直接映画を見ていなくてもタイトルとかジャケットなら知っているってひとも多いと思う。
わたしはまさにそれで、ずっと作品は知っていたけどみたことがなかった。
で、今年みたわけだけど。
率直に言うことを許されるのであれば、これほどの悪をわたしは知らない、といいたい。
きっとこの映画をPTAの方が見ればまっさきに青少年に有害な作品としてピックアップすることは想像に難くない。
彼らの行う行為について我々が認識しうる言葉で端的に表現するならば「悪」以外の何者でもない。
しかも純粋な悪、である。
そこに苦悩や葛藤は存在しない。

彼らの存在する世界は室内や衣装に斬新な近未来、前衛的な表現を垣間見ることはできるが非日常に囲まれた世界でもなんでもなくごく一般的な世界だ。
そこで老人を殴打したり、レイプしたり、殺人を犯す。
純粋な悪に対する嫌悪感はどこから生まれてくるのかわからないが、少なくとも彼らの行為に対して親近感は湧かない。

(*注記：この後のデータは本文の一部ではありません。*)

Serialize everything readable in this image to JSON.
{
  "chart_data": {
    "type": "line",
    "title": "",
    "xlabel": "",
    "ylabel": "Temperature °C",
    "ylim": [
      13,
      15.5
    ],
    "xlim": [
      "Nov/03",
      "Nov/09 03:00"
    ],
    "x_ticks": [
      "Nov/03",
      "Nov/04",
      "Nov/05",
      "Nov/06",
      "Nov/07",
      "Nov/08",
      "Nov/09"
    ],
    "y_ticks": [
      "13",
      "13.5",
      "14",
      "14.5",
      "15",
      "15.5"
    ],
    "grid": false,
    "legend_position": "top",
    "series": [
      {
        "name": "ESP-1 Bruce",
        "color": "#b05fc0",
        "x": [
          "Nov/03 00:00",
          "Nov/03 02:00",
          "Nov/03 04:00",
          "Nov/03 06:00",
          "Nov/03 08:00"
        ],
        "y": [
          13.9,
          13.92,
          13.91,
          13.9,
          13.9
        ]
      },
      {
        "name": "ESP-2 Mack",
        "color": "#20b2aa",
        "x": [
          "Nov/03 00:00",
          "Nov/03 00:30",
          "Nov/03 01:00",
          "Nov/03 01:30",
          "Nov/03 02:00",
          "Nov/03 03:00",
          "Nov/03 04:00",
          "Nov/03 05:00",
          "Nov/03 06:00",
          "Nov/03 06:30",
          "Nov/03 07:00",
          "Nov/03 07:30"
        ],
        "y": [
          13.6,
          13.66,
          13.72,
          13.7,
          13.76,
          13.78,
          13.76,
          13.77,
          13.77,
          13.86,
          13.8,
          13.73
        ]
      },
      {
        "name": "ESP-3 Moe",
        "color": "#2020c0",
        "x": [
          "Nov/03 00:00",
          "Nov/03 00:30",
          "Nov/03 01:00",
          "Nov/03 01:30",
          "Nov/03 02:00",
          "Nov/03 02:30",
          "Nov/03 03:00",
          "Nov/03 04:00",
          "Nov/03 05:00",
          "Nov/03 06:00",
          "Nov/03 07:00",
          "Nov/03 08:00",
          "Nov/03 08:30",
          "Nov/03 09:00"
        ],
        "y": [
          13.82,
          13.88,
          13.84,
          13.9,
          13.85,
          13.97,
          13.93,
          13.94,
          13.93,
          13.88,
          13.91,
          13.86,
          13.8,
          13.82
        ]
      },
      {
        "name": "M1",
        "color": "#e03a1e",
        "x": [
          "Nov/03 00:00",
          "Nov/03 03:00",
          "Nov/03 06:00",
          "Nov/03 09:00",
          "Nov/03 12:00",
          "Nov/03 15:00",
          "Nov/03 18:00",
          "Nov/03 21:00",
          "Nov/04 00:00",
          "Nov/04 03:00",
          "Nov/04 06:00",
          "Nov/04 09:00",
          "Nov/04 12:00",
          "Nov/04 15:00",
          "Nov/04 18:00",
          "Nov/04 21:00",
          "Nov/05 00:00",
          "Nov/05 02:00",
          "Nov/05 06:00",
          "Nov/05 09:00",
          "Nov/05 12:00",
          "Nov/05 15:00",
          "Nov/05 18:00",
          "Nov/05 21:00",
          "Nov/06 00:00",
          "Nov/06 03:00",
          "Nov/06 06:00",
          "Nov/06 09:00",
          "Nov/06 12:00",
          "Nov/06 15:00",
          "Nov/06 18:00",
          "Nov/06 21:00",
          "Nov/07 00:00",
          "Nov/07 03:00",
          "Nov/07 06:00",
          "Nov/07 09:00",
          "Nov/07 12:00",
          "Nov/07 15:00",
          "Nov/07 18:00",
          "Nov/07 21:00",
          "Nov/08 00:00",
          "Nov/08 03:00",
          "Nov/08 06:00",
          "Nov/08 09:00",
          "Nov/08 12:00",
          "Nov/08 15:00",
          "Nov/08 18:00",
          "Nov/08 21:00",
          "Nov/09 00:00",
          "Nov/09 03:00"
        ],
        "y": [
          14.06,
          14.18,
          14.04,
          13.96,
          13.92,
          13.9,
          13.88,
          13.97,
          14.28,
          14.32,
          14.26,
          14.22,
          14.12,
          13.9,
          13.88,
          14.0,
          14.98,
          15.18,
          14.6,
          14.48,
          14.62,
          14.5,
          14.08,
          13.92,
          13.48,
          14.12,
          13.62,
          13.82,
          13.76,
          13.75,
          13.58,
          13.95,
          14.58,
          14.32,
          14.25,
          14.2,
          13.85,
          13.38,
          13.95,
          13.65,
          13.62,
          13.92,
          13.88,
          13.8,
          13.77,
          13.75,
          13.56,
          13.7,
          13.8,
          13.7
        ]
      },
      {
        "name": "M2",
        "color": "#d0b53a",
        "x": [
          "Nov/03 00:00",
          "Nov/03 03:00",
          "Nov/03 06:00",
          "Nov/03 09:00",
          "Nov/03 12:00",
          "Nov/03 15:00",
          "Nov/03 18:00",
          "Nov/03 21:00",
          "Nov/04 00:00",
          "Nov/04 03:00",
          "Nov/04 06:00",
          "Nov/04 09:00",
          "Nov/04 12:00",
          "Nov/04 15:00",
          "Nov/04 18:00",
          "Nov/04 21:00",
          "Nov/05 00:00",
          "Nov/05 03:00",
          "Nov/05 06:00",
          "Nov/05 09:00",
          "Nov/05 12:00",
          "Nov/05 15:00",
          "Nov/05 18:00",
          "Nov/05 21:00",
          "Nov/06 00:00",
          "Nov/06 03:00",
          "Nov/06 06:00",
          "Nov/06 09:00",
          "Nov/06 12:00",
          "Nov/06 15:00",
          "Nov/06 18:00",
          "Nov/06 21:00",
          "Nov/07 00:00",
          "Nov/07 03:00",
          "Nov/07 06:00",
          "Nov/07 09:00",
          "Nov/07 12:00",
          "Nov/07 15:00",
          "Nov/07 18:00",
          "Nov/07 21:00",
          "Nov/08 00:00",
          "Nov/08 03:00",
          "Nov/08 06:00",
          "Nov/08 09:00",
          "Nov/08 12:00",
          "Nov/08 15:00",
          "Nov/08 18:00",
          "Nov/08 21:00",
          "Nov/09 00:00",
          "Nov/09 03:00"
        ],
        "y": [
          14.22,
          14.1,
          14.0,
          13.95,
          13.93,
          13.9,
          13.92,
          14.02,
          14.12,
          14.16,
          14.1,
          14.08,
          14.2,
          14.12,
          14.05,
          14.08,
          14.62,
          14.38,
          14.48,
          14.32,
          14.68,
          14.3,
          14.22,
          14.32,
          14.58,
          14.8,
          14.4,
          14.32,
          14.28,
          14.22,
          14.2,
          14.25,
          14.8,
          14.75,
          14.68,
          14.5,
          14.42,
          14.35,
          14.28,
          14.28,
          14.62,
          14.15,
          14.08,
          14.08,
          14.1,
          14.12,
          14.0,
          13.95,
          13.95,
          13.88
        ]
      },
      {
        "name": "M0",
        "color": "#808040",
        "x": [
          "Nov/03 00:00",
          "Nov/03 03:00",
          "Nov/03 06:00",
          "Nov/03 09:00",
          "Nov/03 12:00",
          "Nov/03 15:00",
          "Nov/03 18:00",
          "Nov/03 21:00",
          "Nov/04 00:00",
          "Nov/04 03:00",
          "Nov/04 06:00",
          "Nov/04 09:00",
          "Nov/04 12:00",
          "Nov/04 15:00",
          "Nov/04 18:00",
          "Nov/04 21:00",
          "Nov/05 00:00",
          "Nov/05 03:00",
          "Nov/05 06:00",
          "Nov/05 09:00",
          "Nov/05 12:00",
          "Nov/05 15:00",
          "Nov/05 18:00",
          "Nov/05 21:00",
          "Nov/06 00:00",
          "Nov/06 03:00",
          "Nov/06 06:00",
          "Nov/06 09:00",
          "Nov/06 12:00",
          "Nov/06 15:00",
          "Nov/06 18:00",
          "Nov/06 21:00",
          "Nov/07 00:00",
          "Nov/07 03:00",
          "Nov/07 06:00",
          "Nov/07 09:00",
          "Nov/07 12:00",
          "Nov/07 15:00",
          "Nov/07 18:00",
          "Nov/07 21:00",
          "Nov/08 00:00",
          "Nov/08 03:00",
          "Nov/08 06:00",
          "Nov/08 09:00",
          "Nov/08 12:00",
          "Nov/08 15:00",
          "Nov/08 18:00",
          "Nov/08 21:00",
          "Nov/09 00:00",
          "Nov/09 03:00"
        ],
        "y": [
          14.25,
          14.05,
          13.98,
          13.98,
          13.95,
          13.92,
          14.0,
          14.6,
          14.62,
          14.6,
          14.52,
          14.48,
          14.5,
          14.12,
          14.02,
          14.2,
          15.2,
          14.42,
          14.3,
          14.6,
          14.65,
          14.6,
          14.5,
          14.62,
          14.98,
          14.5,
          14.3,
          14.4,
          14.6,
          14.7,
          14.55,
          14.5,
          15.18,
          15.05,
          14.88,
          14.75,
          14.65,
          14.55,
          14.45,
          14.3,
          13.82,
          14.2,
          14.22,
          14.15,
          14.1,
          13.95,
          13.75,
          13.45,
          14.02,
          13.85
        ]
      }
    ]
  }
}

まぁ、今の日本では彼らの行為よりももっと凶悪な犯罪が行われているのでキューブリックがこれを作った当時ほどショッキング性、恐怖や嫌悪感は薄れてしまっているのだけど(それはそれで怖い)この映画自体の狙いは結局のところ、人間の凶悪性、純粋な悪を映像的に表現したかったのだとあたしは思う。
別に彼らに共感して欲しくてつくったわけじゃないはずなので、この映画を見て「主人公が最低だ」「最低な映画だ」と評するのは少し視点や論点が違うのだろう。

いろんな意味でこの映画はすごいなぁ、と思う。